Inklusions-Initiative
Täglich stossen 1.9 Millionen Menschen mit Behinderungen in der Schweiz auf zahlreiche Barrieren, die ihre selbstbestimmte Teilhabe am gesellschaftlichen Leben erschweren oder sogar verunmöglichen. Unsere Gesellschaft ist in vielerlei Hinsicht nicht inklusiv – Menschen mit Behinderungen werden vielfach vergessen. Deshalb braucht es jetzt ein starkes Zeichen! Wir fordern: Gleichstellung, Teilhabe und Selbstbestimmung, JETZT!
Die Gleichstellung von Menschen mit Behinderungen gehört auf die Prioritätenliste der Schweizer Politik! Die Inklusions-Initiative fordert ein selbstbestimmtes Leben für Menschen mit Behinderungen.
Das fordert die Inklusions-Initiative:
- Die rechtliche und tatsächliche Gleichstellung von Menschen mit und ohne Behinderungen.

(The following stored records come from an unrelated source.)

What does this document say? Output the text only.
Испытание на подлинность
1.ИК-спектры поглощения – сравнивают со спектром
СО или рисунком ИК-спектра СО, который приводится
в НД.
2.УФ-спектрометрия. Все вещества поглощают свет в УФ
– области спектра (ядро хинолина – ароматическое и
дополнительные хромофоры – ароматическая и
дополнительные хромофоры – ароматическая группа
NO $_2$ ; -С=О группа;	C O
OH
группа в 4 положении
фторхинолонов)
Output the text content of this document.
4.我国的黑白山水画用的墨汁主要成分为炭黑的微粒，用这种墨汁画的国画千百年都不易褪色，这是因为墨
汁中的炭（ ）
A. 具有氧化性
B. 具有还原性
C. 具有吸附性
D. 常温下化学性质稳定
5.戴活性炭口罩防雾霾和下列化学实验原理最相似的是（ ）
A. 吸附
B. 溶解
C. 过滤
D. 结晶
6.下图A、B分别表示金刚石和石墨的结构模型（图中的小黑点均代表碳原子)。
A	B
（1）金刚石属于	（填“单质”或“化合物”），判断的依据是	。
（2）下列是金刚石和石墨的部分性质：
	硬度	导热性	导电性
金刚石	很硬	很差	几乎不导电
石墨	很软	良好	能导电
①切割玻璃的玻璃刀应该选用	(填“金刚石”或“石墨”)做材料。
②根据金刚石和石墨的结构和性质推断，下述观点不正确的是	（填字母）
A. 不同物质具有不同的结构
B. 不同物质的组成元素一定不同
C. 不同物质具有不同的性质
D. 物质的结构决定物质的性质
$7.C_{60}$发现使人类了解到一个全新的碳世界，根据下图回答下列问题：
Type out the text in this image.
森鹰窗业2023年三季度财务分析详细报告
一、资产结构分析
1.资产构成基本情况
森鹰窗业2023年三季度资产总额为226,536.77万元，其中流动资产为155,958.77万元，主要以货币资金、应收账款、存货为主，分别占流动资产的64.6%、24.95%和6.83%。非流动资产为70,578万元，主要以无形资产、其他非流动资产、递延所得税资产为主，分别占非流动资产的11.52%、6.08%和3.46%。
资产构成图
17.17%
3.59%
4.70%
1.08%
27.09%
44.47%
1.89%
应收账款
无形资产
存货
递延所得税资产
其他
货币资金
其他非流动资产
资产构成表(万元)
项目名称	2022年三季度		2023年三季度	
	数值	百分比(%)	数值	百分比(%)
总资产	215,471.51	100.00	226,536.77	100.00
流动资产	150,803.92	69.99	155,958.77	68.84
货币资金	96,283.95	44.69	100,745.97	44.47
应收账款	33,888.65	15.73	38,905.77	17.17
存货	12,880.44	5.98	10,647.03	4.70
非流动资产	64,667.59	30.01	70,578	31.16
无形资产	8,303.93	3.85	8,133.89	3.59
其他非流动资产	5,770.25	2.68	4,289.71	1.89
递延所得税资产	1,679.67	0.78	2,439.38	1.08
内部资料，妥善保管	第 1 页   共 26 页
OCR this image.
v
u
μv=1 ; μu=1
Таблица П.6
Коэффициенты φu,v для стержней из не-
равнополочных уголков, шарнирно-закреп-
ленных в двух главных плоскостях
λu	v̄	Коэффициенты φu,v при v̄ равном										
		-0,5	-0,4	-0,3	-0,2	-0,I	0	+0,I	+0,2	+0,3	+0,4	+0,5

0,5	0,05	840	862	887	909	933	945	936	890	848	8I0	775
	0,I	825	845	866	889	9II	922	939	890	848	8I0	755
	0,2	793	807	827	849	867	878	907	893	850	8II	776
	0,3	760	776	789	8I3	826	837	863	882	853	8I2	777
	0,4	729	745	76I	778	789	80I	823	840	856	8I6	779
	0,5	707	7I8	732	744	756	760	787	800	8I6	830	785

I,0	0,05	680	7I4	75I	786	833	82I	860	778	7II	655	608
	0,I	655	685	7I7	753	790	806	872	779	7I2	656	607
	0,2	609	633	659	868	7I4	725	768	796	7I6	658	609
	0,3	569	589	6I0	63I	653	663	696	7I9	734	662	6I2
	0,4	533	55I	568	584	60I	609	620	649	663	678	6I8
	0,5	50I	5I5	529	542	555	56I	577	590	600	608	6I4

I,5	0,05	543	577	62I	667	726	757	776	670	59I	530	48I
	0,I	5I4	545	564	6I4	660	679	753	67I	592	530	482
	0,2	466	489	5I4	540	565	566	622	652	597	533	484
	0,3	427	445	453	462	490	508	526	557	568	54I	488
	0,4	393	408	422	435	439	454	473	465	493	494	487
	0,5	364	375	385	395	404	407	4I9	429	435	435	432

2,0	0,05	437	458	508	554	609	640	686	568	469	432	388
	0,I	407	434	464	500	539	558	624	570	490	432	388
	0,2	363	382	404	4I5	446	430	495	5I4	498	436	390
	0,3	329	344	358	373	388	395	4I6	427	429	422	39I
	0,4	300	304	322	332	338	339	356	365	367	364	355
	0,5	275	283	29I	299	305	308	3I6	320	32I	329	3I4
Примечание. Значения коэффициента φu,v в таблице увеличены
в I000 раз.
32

- Die selbstbestimmte und gleichberechtigte Teilhabe am gesellschaftlichen Leben, insbesondere die freie Wahl von Wohnort und Wohnform.
- Die dafür notwendigen Unterstützungsmassnahmen, sei dies in Form von Assistenz, Hilfsmitteln oder weiteren Anpassungsmassnahmen.
108 000 Unterschriften eingereicht
Am 5. September 2024 konnte nach knapp 1.5 Jahren Sammelphase die Inklusions-Initiative mit 108 000 gültigen Unterschriften eingereicht werden. Rund 1300 Personen versammelten sich auf dem Bundesplatz und setzten gemeinsam ein Zeichen für eine inklusive Schweiz. Sie machten deutlich: Menschen mit Behinderungen wollen nicht mehr länger warten und fordern ihre Rechte verbindlich ein! Mit der Einreichung ist ein wichtiger Meilenstein auf diesem Weg erreicht. Ein Moment, um mit Stolz auf das Erreichte zurückzublicken – nur zusammen können wir Inklusion bewirken.
Nun ist die Politik am Zug
Der Bundesrat präsentierte im Juni 2025 den indirekten Gegenvorschlag zu Inklusions-Initiative. Der Vorentwurf (Link zum Vorentwurf), der aus einem neuen Inklusionsrahmengesetz und Massnahmen im Invalidenversicherungsgesetz (IVG) besteht, ist enttäuschend. Er bleibt unkonkret und liefert bei Weitem nicht den dringend geforderten Plan für eine inklusive Schweiz.
Inclusion Handicap setzt sich gemeinsam mit seinen Mitgliedsorganisationen im Vernehmlassungsverfahren dezidiert für Verbesserungen ein. Dies insbesondere in Bezug auf die freie Wahl der Wohnform und des Wohnorts sowie bei den Unterstützungs- und Assistenzleistungen. Das Vernehmlassungsverfahren endet im Oktober. Danach hat der Bundesrat bis im Frühling 2026 Zeit, den Gegenvorschlag zünftig zu überarbeiten, um eine würdige Antwort auf die Inklusions-Initiative zu bieten.
Mehr Informationen zum Zeitplan finden Sie auf der Webseite der Inklusions-Initiative.
Trägerschaft
Hinter der Inklusions-Initiative stehen ein überparteiliches, breit abgestütztes Initiativkomitee, ein Bürger:innen-Komitee mit über 1’000 Unterstützenden und eine Trägerschaft aus: AGILE.CH, Amnesty International Schweiz, Inclusion Handicap, Stiftung für direkte Demokratie und Tatkraft.